The key points regarding scaling WebSocket servers are:

1. Multiple WebSocket Servers: Instead of relying on a single WebSocket server, multiple instances of WebSocket servers are deployed to form a fleet or cluster. This allows for load distribution and increased capacity.
2. Central Orchestration Layer: Behind the WebSocket server fleet, there is typically a central layer that orchestrates the communication and message routing between the servers. This central layer is often implemented using a publish-subscribe (pub/sub) messaging system or a load balancer.
3. Stateless WebSocket Servers: WebSocket servers are designed to be stateless, meaning they do not maintain persistent state information about client connections or messages. This stateless nature allows WebSocket servers to be easily scaled, as client connections can be distributed across multiple servers without the need for complex state management.

Pub/Sub Architecture for Scaling WebSocket Servers

The architecture diagram above, illustrates a pub/sub system for scaling WebSocket servers. Let’s break it down:

1. WebSocket Servers (ws1, ws2, ws3): These represent the individual WebSocket server instances that make up the WebSocket server fleet.
2. Pub Sub Component: This central component acts as the pub/sub messaging system or message broker. It facilitates the communication and message routing between the WebSocket servers.
3. Communication Flow:
   • WebSocket servers (ws1, ws2, ws3) establish connections with the Pub Sub component, typically using WebSockets or another real-time communication protocol.
   • When a client connects to any of the WebSocket servers, the server subscribes to a specific topic or channel on the Pub Sub component.
   • When a message needs to be broadcasted to all connected clients, one of the WebSocket servers publishes the message to the corresponding topic on the Pub Sub component.
   • The Pub Sub component then distributes the message to all WebSocket servers that have subscribed to that topic.
   • Each WebSocket server, in turn, relays the message to the clients connected to it.

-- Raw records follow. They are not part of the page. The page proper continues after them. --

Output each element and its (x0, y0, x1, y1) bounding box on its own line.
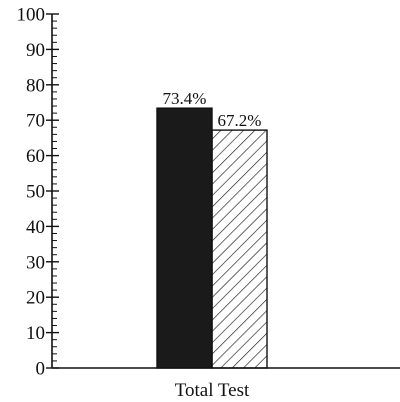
bar-value-label: 67.2% (218, 111, 262, 130)
y-tick-label: 70 (26, 111, 45, 132)
bars (156, 107, 268, 369)
y-tick-label: 80 (26, 75, 45, 96)
y-axis: 0 10 20 30 40 50 60 70 80 90 100 (17, 5, 59, 380)
y-tick-label: 90 (26, 40, 45, 61)
data-labels: 73.4% 67.2% (163, 89, 262, 130)
x-category-label: Total Test (175, 380, 250, 401)
y-tick-label: 0 (36, 359, 46, 380)
y-tick-label: 10 (26, 323, 45, 344)
bar-solid (156, 107, 213, 369)
bar-hatched (211, 129, 268, 369)
bar-value-label: 73.4% (163, 89, 207, 108)
y-tick-label: 30 (26, 252, 45, 273)
y-tick-label: 60 (26, 146, 45, 167)
y-tick-label: 100 (17, 5, 46, 26)
y-tick-label: 40 (26, 217, 45, 238)
y-tick-label: 20 (26, 288, 45, 309)
x-axis: Total Test (52, 367, 400, 401)
y-tick-label: 50 (26, 182, 45, 203)
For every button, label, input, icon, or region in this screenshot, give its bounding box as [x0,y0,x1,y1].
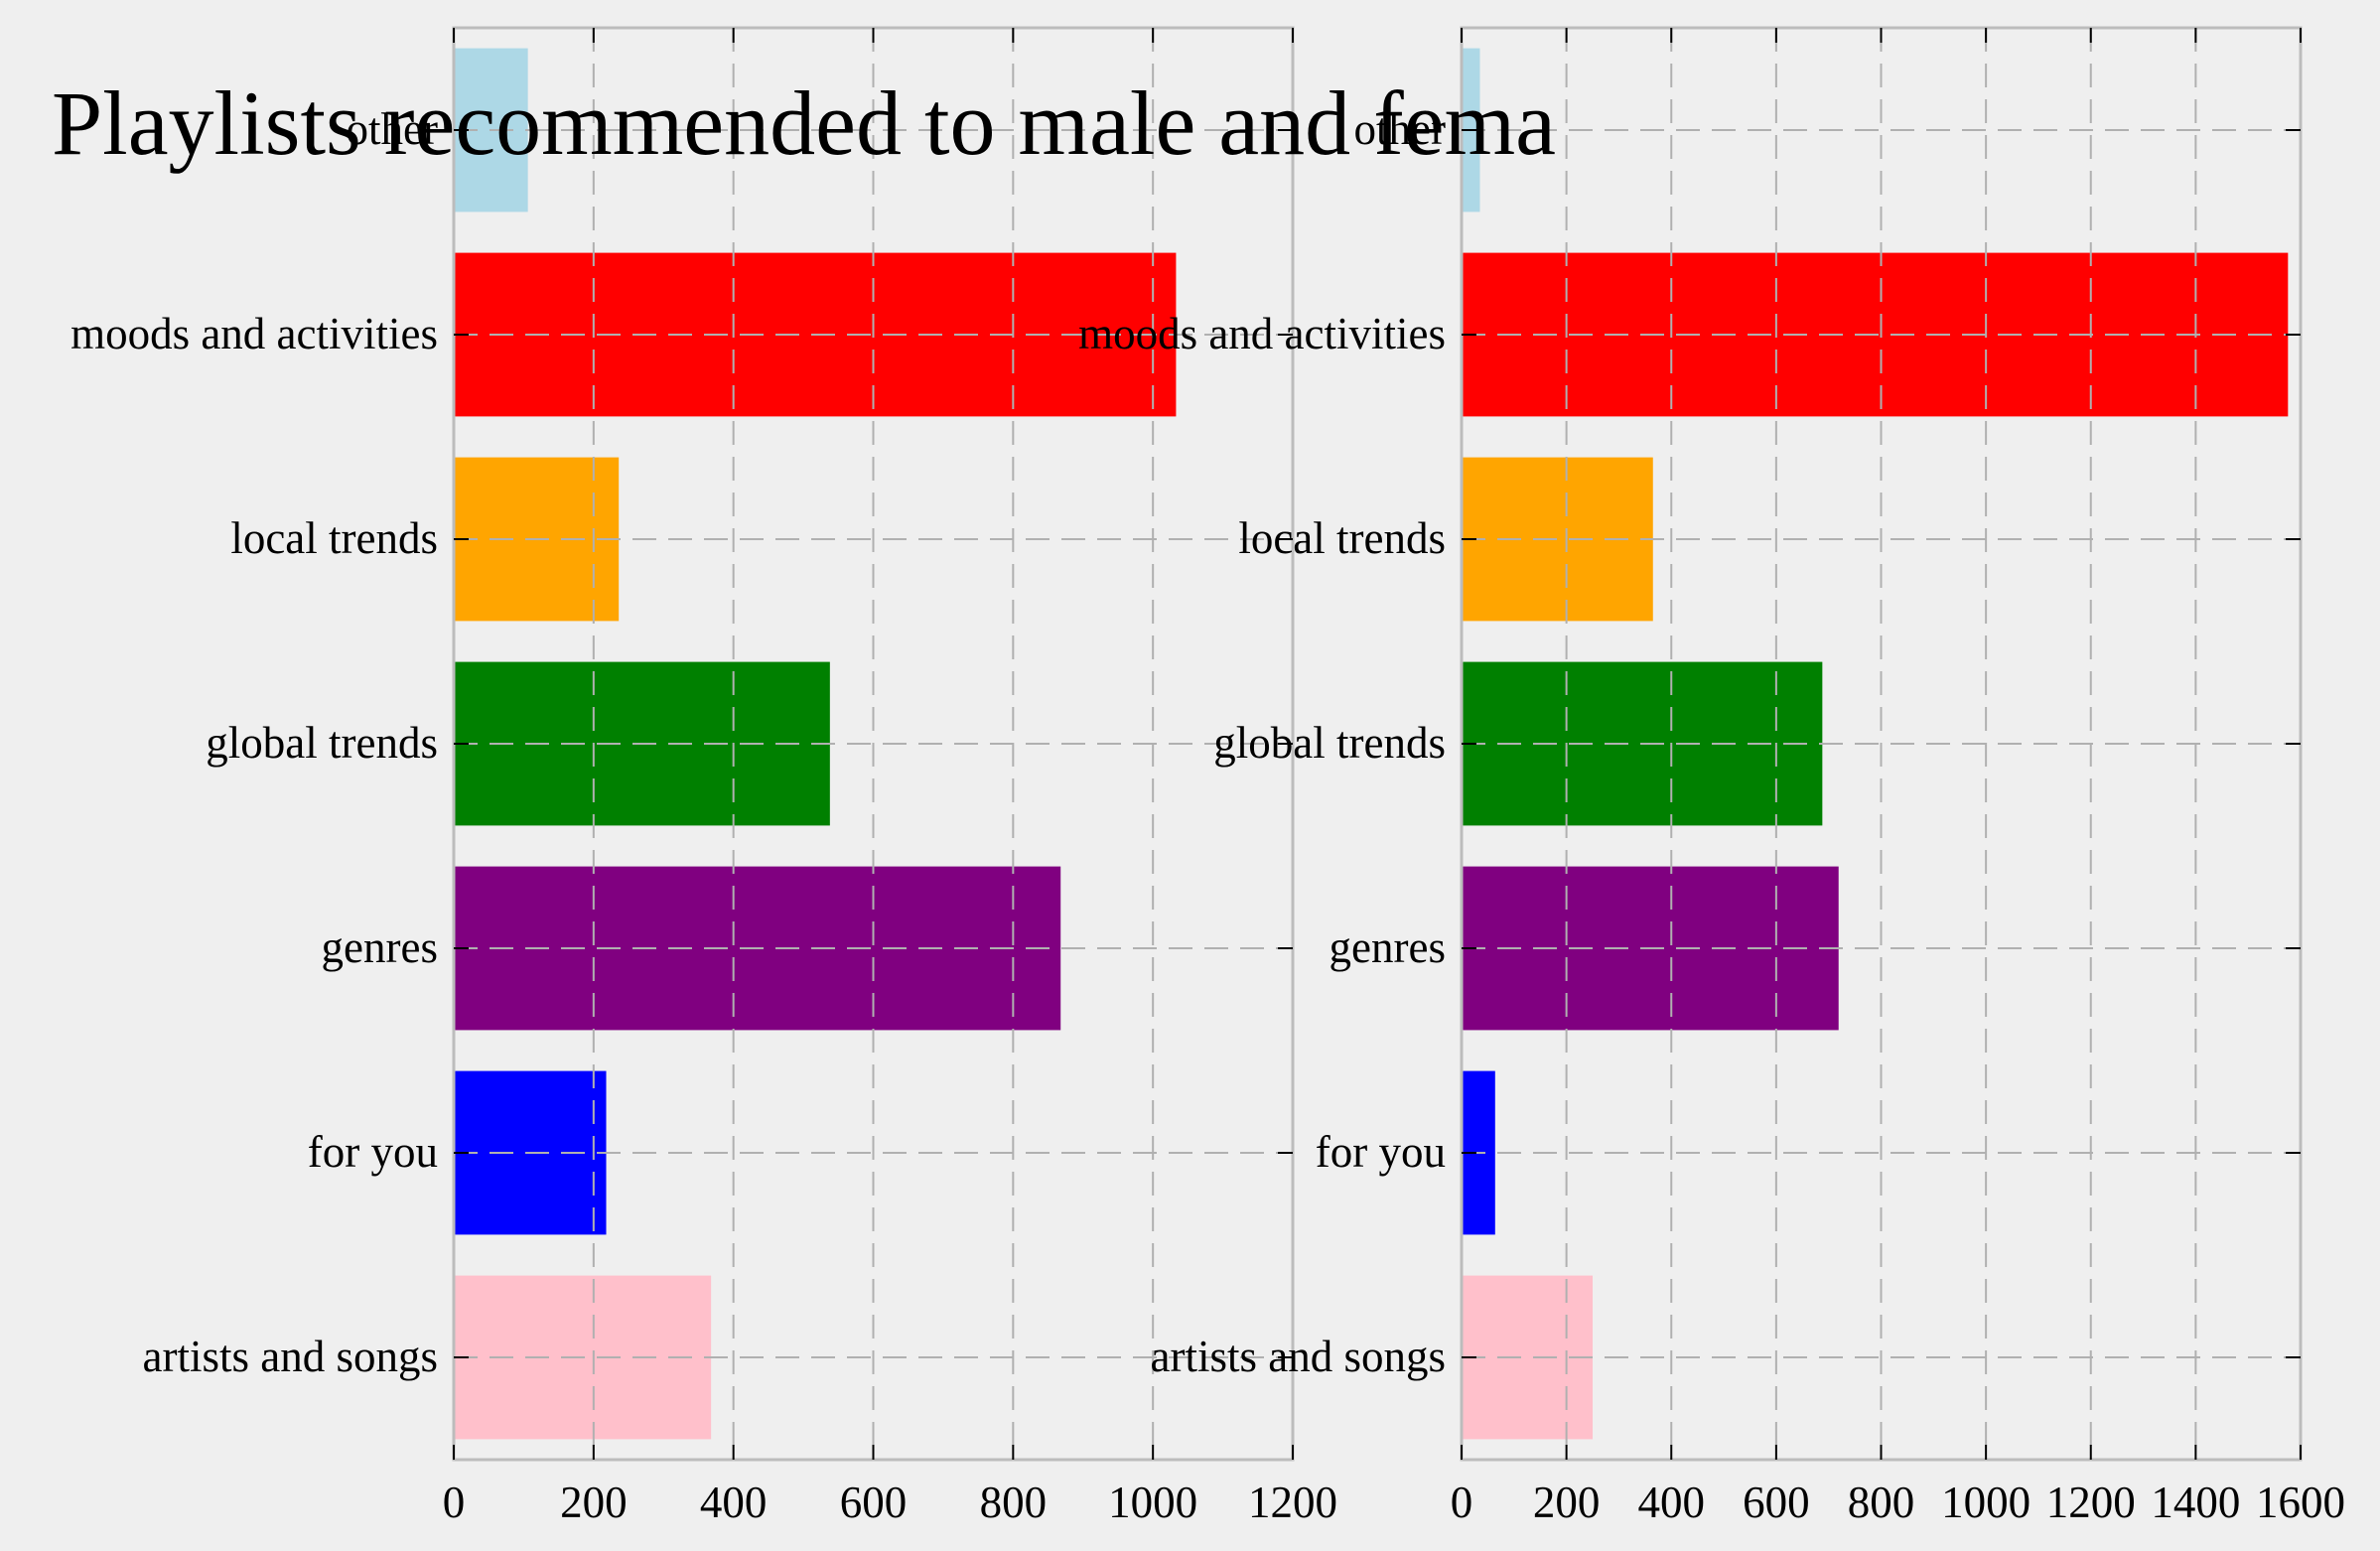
x-tick-label-right-1000: 1000 [1941,1478,2030,1527]
x-tick-label-left-400: 400 [700,1478,768,1527]
y-tick-label-left-moods-and-activities: moods and activities [70,309,438,358]
x-tick-label-left-0: 0 [443,1478,466,1527]
x-tick-label-right-400: 400 [1638,1478,1706,1527]
y-tick-label-right-moods-and-activities: moods and activities [1078,309,1446,358]
x-tick-label-right-1200: 1200 [2046,1478,2136,1527]
x-tick-label-right-1400: 1400 [2151,1478,2240,1527]
x-tick-label-right-200: 200 [1533,1478,1601,1527]
x-tick-label-left-1000: 1000 [1108,1478,1197,1527]
x-tick-label-right-600: 600 [1743,1478,1810,1527]
y-tick-label-left-global-trends: global trends [206,718,438,768]
x-tick-label-right-0: 0 [1451,1478,1473,1527]
y-tick-label-left-genres: genres [322,922,438,972]
y-tick-label-right-artists-and-songs: artists and songs [1151,1332,1447,1381]
y-tick-label-right-for-you: for you [1316,1127,1446,1177]
x-tick-label-left-1200: 1200 [1248,1478,1337,1527]
x-tick-label-right-800: 800 [1848,1478,1915,1527]
y-tick-label-left-artists-and-songs: artists and songs [143,1332,439,1381]
right-panel: 0 200 400 600 800 1000 1200 1400 1600 artists and… [1078,26,2345,1527]
y-tick-label-right-genres: genres [1330,922,1446,972]
y-tick-label-right-local-trends: local trends [1238,513,1446,563]
y-tick-label-right-global-trends: global trends [1213,718,1446,768]
left-panel: 0 200 400 600 800 1000 1200 artists and songs fo… [70,26,1337,1527]
x-tick-label-right-1600: 1600 [2256,1478,2345,1527]
y-tick-label-left-other: other [347,104,438,154]
y-tick-label-left-local-trends: local trends [230,513,438,563]
x-tick-label-left-200: 200 [560,1478,628,1527]
x-tick-label-left-800: 800 [980,1478,1048,1527]
chart-title: Playlists recommended to male and fema [52,72,1556,174]
x-tick-label-left-600: 600 [840,1478,908,1527]
y-tick-label-right-other: other [1354,104,1446,154]
y-tick-label-left-for-you: for you [308,1127,438,1177]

This architecture allows for horizontal scaling by adding or removing WebSocket server instances as needed. The Pub Sub component acts as a central point of communication, ensuring that messages are efficiently distributed to all connected clients, regardless of which WebSocket server they are connected to.

By keeping the WebSocket servers stateless, client connections can be easily redistributed across the fleet without the need for complex state management. The Pub Sub component handles the message routing and distribution, allowing the WebSocket servers to focus solely on handling client connections and real-time communication.

In summary, scaling WebSocket servers involves creating a fleet or cluster of multiple WebSocket server instances, with a central pub/sub messaging system orchestrating the communication and message routing between them. This architecture promotes scalability, load distribution, and efficient real-time communication for applications with high traffic or demanding real-time requirements.